Étienne de La Boétie (Sarlat, 1 de novembro de 1530 - Germignan, 18 de agosto de 1563) foi um humanista e filósofo francês, contemporâneo e amigo de Michel de Montaigne (este que em seu ensaio "Sobre a Amizade" faz uma homenagem a la Boétie). Poucos anos antes de morrer, aos 32 anos, Étienne de La Boétie deixou em testamento seus escritos a Montaigne, o qual, mais tarde, destacou os méritos nos Ensaios e em várias cartas, apontando este autor como um importante homem daquele século.

Traduções de obras clássicas greco-romanas eram comuns entre os studia humanitates, por isso entre os trabalhos de Étienne de La Boétie estão as traduções do grego para o francês de obras de Xenofonte e Plutarco - Étienne escreveu também algumas obras originais, a sua obra mais famosa é seu "Discurso da Servidão voluntária", escrita no século XVI, depois da derrota do povo francês contra o exército e fiscais do rei, que estabeleceram um novo imposto sobre o sal. 


A obra se mostra como uma espécie de hino à liberdade, com questionamentos sobre as causas da dominação de muitos por poucos, da indignação da opressão e das formas como vencê-las. Já no título aparece a contradição do termo servidão voluntária, pois como se pode servir de forma voluntária, isto é, sacrificando a própria liberdade de espontânea vontade? 

Na obra, o autor pergunta-se sobre a possibilidade de cidades inteiras submeterem-se a vontade de um só. De onde um só tira o poder para controlar todos? Isso só poderia acontecer mediante uma espécie de servidão voluntária. Ele afirma então que são os próprios homens que se fazem dominar, pois, caso quisessem sua liberdade de volta, precisariam apenas de se rebelar para consegui-la. 

Étienne afirma que é possível resistir à opressão, e ainda por cima sem recorrer à violência - segundo ele a tirania se destrói sozinha quando os indivíduos se recusam a consentir com sua própria escravidão. Como a autoridade constrói seu poder principalmente com a obediência consentida dos oprimidos, uma estratégia de resistência sem violência é possível, organizando coletivamente a recusa de obedecer ou colaborar.

Graças a suas reflexões profundas sobre a condição humana e a liberdade, La Boétie é considerado um filósofo de tradição libertária e um precursor do pensamento anarquista.
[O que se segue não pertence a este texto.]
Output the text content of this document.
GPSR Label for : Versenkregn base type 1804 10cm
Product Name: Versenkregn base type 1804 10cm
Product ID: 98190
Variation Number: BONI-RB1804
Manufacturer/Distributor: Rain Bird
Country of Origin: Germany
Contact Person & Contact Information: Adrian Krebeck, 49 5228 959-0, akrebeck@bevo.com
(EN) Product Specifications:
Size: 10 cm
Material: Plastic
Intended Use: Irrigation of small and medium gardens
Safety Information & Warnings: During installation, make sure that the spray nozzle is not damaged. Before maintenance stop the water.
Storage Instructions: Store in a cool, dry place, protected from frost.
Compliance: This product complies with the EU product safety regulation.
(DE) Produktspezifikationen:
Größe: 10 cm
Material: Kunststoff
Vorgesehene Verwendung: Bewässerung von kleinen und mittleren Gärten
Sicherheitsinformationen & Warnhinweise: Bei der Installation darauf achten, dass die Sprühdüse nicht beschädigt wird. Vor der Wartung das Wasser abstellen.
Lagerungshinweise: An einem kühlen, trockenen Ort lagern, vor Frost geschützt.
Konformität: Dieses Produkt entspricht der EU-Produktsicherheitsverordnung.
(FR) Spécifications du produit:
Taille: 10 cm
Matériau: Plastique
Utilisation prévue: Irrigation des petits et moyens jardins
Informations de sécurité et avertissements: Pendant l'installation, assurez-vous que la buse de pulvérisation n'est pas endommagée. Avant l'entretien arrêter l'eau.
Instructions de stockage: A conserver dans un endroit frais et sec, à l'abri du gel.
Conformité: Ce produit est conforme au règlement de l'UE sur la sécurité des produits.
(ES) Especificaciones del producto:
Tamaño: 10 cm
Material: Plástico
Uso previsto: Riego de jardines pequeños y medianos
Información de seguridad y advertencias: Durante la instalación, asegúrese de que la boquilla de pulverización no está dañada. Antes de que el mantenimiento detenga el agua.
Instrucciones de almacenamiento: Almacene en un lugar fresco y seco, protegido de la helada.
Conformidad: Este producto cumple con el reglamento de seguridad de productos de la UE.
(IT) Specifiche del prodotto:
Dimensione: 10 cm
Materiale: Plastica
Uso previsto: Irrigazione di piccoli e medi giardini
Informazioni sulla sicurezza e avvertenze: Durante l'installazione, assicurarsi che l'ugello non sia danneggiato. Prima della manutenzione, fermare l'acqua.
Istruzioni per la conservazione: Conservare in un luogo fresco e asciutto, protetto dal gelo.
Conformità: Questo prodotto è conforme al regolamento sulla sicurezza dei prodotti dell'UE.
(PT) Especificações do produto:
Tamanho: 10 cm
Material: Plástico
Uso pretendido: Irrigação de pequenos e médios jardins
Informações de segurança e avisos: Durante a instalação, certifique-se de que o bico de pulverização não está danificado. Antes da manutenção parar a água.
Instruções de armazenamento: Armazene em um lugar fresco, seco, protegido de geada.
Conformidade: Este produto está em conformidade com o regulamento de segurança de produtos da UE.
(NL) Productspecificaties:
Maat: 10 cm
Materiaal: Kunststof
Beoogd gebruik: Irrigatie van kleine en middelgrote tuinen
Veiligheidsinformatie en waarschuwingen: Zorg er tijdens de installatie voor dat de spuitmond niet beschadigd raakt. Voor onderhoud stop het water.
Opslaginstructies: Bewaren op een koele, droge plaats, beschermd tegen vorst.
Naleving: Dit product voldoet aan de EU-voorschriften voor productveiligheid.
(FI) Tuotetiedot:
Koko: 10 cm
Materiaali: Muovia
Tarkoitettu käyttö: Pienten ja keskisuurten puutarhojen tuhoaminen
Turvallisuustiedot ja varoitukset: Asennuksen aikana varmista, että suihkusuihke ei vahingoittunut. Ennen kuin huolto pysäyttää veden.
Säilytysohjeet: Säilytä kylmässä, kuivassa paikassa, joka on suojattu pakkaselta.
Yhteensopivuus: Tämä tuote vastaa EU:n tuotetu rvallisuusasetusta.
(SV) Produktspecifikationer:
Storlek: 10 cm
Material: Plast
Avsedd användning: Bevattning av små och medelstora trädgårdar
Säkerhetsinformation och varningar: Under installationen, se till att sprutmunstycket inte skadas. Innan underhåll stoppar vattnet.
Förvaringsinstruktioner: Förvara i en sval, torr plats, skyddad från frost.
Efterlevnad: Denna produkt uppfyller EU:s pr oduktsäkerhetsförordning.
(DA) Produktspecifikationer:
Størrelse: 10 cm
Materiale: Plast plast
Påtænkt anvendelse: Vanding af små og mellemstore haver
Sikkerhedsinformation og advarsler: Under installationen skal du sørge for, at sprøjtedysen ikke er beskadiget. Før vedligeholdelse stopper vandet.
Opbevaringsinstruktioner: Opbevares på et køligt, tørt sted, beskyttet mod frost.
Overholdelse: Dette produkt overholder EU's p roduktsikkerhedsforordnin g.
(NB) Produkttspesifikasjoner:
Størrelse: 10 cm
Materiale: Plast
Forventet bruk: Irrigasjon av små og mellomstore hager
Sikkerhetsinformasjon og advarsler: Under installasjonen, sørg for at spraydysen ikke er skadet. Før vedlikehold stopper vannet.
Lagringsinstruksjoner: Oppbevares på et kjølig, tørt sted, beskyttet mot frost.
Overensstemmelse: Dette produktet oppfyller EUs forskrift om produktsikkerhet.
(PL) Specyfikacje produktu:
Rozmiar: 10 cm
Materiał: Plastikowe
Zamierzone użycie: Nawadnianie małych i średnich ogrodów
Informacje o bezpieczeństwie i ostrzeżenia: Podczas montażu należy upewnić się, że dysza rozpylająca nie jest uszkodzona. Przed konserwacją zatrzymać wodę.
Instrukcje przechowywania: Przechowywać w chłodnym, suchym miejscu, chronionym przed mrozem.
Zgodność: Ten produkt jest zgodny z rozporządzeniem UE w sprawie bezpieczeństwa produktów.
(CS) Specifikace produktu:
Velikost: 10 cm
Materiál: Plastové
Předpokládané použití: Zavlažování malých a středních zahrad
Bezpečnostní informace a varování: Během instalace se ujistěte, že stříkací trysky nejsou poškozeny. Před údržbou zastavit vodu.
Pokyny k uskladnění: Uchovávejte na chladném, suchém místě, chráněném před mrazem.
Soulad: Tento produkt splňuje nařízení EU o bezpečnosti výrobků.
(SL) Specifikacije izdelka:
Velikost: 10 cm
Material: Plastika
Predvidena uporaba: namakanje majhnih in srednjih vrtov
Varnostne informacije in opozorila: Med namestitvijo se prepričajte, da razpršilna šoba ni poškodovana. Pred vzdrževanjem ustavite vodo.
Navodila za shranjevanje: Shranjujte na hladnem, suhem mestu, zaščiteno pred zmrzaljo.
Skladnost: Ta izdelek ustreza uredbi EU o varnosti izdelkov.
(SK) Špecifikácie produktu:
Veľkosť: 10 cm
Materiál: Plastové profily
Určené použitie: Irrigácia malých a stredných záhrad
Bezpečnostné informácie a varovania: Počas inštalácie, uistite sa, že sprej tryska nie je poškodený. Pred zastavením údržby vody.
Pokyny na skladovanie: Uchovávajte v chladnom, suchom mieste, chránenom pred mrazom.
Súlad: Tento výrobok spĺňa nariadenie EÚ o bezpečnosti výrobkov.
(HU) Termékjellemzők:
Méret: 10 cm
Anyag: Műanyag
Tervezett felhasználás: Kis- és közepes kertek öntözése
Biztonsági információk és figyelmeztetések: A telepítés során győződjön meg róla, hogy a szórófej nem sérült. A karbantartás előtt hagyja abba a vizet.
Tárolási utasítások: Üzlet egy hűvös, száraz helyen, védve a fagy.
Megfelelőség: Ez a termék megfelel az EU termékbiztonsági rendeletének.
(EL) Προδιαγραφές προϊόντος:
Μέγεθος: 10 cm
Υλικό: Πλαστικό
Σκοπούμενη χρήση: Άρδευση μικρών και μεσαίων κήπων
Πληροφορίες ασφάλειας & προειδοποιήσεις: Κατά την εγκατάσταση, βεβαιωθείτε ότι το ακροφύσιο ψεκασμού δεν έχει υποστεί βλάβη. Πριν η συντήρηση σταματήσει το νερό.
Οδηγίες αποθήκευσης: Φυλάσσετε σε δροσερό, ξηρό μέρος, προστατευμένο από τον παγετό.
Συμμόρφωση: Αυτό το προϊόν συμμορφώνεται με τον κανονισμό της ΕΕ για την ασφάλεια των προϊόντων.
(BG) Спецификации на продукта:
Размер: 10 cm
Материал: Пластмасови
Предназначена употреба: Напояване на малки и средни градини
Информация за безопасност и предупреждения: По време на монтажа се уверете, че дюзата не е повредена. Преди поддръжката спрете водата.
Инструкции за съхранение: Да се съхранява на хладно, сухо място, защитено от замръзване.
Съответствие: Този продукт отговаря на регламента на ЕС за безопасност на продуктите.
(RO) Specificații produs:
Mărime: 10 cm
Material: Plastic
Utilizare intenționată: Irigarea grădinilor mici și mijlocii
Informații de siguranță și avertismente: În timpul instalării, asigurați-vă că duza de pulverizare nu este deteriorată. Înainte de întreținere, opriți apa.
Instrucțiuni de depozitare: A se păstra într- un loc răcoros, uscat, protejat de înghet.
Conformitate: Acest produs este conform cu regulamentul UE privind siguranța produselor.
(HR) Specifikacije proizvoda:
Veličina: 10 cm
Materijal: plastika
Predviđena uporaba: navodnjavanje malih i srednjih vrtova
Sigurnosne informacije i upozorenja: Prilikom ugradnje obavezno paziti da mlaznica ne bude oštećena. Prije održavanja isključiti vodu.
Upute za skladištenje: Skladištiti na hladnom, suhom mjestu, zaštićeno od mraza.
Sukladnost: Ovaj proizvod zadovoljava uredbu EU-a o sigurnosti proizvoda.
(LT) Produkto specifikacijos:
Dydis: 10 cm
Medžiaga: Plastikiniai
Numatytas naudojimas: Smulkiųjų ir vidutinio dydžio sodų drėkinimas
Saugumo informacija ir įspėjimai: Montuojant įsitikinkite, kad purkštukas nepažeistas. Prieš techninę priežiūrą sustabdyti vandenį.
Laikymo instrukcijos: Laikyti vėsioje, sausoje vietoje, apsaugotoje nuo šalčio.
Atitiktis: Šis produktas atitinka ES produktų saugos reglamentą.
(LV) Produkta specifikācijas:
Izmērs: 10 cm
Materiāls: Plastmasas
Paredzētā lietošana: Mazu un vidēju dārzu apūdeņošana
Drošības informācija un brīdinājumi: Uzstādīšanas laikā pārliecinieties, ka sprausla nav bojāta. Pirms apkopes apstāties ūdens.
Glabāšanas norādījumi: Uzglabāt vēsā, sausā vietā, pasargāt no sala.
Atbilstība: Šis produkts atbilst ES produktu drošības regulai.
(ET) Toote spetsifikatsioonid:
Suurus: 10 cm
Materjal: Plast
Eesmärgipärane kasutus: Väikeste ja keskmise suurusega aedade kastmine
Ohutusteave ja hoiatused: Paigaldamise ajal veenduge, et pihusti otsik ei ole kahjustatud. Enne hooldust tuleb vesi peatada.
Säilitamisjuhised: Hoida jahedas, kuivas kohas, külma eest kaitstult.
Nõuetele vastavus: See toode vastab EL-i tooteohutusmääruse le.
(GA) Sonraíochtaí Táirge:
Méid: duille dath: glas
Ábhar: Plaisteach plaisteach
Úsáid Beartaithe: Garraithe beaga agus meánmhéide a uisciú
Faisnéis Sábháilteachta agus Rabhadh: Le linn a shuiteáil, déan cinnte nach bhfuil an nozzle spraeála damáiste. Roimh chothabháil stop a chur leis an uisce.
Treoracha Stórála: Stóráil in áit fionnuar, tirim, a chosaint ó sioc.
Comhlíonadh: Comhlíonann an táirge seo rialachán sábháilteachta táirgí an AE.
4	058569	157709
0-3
Discurso sobre a Servidão Voluntária

O "Discurso da Servidão Voluntária", escrito em 1548 quando Étienne de La Boétie tinha 18 anos, é uma crítica à legitimidade dos governantes, chamados por ele de “tiranos”. La Boétie explica de que maneira os povos podem se submeter voluntariamente ao governo de um só homem: em primeiro lugar, pelo hábito, uma vez que quem está acostumado à servidão tende a não questioná-la; em seguida, pela religião e pela superstição que se cria em torno da figura do líder. 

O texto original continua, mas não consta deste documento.